Now that I've begun to write and publish young adult literature, I find that my quarter century in the music biz serves me well... up to a point. I know that I have a precariously short amount of time -- just a few pages, really -- in which I must seize the imagination of a reader as firmly as my songs have grabbed listeners' ears. But that's only the beginning of the battle; for, you see, I have found myself writing for a young readership that comes to me with arms folded and a cocky, "Oh, yeah?" curl on its lip.

These are the 'reluctant readers.'

I'd never encountered the term until my first novel The Big One-Oh was published in 2007, and "...this is a great read for the reluctant reader!" popped up in several reviews. Savvy literary types informed me that "reluctant reader" is industry code for... are you sitting down?... boys. Yup. Boys' reading habits are so specific that they have merited their very own euphemism.

Actually, 'boys' reading habits' is misleading, for what I also discovered is that, by and large, boys don't really have reading habits. The lament of modern educators is that boys at all levels of education are lagging further and further behind girls. Who or what is to blame? Is it the six hundred channels of television? The proliferation of video games? Ubiquitous cell phones? Twittering? Texting? What?

The answer is likely 'all of the above.' The hole in the dike has grown too large for a little boy's finger to matter anymore; the flood of technology is reshaping the personalities of today's youngsters in a way that the creators of the Mouseketeers, Sesame Street and Barney -- whose creations deeply affected previous generations -- never dreamed.On a recent trip to Japan I was struck by a sight I first observed in Tokyo and then saw repeated in city after city. At the end of the school day, armies of uniformed middle-grade students crowded in and around a bus stop shelter, spilling onto the sidewalk and into the street. But these kids didn't talk or joke or roughhouse, the way kids do (or did.) Instead, they waited for their bus in eerie silence, each of them hunched over a handheld device, ear buds firmly in place, fingers flying. The fact that their school uniforms were snow white added a ghostly, other-worldly dimension to this and the rest of my sighting; tableaux of schoolmates with nothing to say to each other. Schoolmates who weren't making any memories together. Schoolmates who could hardly be called 'mates.'Those images flash through my mind every time I stand up before a classroom of kids or a book store full of parents and children. I recognize the awesome opportunity I am being given, of actually speaking to youngsters who, left to their own devices, would happily return to... well, to their own devices. I've got to act fast!

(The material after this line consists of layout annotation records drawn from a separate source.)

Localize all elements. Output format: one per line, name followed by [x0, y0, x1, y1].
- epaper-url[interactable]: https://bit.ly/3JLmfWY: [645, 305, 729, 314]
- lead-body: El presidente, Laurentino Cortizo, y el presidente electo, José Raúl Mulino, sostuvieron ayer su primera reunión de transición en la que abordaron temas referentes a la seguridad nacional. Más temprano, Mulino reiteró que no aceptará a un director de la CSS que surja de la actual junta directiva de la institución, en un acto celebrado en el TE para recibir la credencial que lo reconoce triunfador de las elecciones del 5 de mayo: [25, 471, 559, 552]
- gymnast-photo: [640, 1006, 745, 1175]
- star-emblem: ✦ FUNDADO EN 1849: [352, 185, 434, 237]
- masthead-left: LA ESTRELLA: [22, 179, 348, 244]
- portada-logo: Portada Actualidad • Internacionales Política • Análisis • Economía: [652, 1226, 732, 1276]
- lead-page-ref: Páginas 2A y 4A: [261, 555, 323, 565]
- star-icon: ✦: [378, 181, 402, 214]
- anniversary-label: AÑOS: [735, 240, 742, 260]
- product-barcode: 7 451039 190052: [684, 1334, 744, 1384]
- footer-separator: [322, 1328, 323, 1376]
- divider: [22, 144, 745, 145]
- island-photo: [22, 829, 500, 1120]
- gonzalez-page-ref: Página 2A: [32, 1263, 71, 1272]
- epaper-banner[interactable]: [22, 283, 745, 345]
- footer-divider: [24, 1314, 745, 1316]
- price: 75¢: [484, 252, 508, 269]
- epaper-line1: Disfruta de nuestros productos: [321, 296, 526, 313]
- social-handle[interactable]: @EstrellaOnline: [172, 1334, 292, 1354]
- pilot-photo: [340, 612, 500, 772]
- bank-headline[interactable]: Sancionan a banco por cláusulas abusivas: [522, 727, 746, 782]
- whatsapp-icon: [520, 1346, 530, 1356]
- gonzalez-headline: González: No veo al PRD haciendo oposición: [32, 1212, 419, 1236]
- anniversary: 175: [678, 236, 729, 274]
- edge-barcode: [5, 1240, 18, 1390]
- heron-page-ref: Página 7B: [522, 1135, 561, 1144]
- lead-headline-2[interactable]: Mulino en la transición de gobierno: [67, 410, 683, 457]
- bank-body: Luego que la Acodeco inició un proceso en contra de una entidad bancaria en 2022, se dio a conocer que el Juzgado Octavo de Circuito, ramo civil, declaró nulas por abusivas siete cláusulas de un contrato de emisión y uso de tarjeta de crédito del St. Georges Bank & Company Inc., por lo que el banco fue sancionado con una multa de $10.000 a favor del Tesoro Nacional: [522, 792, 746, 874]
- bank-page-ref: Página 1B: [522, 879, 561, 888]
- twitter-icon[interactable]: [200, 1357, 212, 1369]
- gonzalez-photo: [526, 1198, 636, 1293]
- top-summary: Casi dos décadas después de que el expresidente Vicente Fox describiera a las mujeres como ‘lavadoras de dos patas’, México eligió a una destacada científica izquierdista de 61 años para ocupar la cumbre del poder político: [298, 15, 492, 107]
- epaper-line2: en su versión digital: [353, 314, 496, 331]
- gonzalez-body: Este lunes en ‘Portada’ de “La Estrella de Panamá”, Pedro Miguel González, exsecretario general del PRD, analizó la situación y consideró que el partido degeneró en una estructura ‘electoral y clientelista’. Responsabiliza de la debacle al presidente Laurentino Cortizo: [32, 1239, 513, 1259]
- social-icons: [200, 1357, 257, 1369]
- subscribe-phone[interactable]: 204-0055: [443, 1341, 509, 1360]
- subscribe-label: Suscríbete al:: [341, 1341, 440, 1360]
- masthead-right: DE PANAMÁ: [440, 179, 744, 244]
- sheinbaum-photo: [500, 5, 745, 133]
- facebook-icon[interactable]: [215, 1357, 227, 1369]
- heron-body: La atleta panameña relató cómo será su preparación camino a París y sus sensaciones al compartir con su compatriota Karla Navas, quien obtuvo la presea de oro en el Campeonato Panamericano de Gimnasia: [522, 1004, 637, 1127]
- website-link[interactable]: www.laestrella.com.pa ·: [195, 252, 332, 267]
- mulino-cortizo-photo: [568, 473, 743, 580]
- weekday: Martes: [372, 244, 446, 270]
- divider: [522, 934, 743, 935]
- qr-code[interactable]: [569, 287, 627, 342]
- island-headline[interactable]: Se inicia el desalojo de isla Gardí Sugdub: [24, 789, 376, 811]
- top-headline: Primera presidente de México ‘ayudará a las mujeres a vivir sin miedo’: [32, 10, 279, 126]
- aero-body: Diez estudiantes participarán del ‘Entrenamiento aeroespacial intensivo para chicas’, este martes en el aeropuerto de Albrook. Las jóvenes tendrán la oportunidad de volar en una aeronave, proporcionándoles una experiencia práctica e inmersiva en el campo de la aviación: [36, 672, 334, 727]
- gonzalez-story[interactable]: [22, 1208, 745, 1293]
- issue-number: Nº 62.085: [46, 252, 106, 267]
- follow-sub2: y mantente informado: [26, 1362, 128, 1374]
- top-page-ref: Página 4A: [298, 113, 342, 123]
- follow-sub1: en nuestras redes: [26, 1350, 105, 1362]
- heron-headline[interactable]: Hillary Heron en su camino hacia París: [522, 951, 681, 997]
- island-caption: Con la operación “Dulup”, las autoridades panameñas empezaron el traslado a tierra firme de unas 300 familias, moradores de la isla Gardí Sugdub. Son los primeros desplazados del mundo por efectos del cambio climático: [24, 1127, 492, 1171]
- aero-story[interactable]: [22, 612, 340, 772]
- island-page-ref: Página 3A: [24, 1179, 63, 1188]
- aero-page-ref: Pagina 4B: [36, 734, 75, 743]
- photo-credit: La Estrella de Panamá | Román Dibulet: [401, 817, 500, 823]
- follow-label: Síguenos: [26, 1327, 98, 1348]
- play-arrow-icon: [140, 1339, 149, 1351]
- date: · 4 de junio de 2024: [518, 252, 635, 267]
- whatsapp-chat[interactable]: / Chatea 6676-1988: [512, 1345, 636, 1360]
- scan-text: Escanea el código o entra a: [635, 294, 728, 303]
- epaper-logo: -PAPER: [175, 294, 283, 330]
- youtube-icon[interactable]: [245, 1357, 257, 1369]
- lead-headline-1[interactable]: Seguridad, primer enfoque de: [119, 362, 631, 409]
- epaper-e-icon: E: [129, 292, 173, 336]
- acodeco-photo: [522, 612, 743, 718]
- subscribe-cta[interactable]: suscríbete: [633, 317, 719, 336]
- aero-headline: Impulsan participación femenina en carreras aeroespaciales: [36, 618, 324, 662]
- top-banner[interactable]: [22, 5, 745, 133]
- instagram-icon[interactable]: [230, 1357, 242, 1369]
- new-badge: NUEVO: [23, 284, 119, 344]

Here's the interesting part: in all the years I have written pop songs, I have never faced my audience. I have never met (most of) the people who bought seventy million of my records. I enjoyed my relative anonymity, happy to sit home (or in a recording studio), crank out the hits, check the charts in Variety and Billboard, and then deposit the checks.

So when The Big One-Oh was published and I realized that I'd have to actually do that Willy Loman thing -- hauling my sample cases and hawking my wares -- I cringed. It wasn't that I had stage-fright; before I'd found success as a songwriter, I'd performed on Broadway. But when the music business started to pay, I was so relieved to be able to leave behind the eight-a-week performance schedule, not to mention the meet-and-greet at the stage door that always left me feeling a bit of a fraud. ("Who do they think I am, fer cryin' out loud?! It's not like I'm on a television show!")

But then I began to make my bookstore appearances and to do my signings. I began to meet my 'reluctant readers' (and their sisters and their parents.) And right from the start, I noticed something strange and wonderful.

I'd make a few introductory remarks about the long journey that took me from being born and raised in Honolulu to performing on Broadway to writing songs, screenplays, and, now, novels. In even the best behaved audiences there'd be fidgeters and whisperers. And, texters.But when I'd start to read from my book, people would settle down. And then when I'd do the voices (oh, yeah; the old Broadway performer is still lurking just beneath the surface), a hush would descend. Young, old, boys, girls, didn't matter. They'd freeze. Jaws would actually drop.

Stephen Sondheim, that genius songwriter, said it in five syllables: "Children will listen."

Now, as I begin making bookstore and library appearances for my second novel Captain Nobody, I still worry that I've got only a breathtakingly short amount of time in which to earn the attention of my young audience. But then, I remember those silent Japanese schoolchildren. I realize the challenge I'm facing, but I'm also excited by the possibility that I -- or, rather, my words -- might worm their way into these young minds, the way that my songs have. Maybe I'll get them to look up from their handhelds and take a journey with me. And with all of those assembled.

After all, a good story shared makes 'mates' of us all.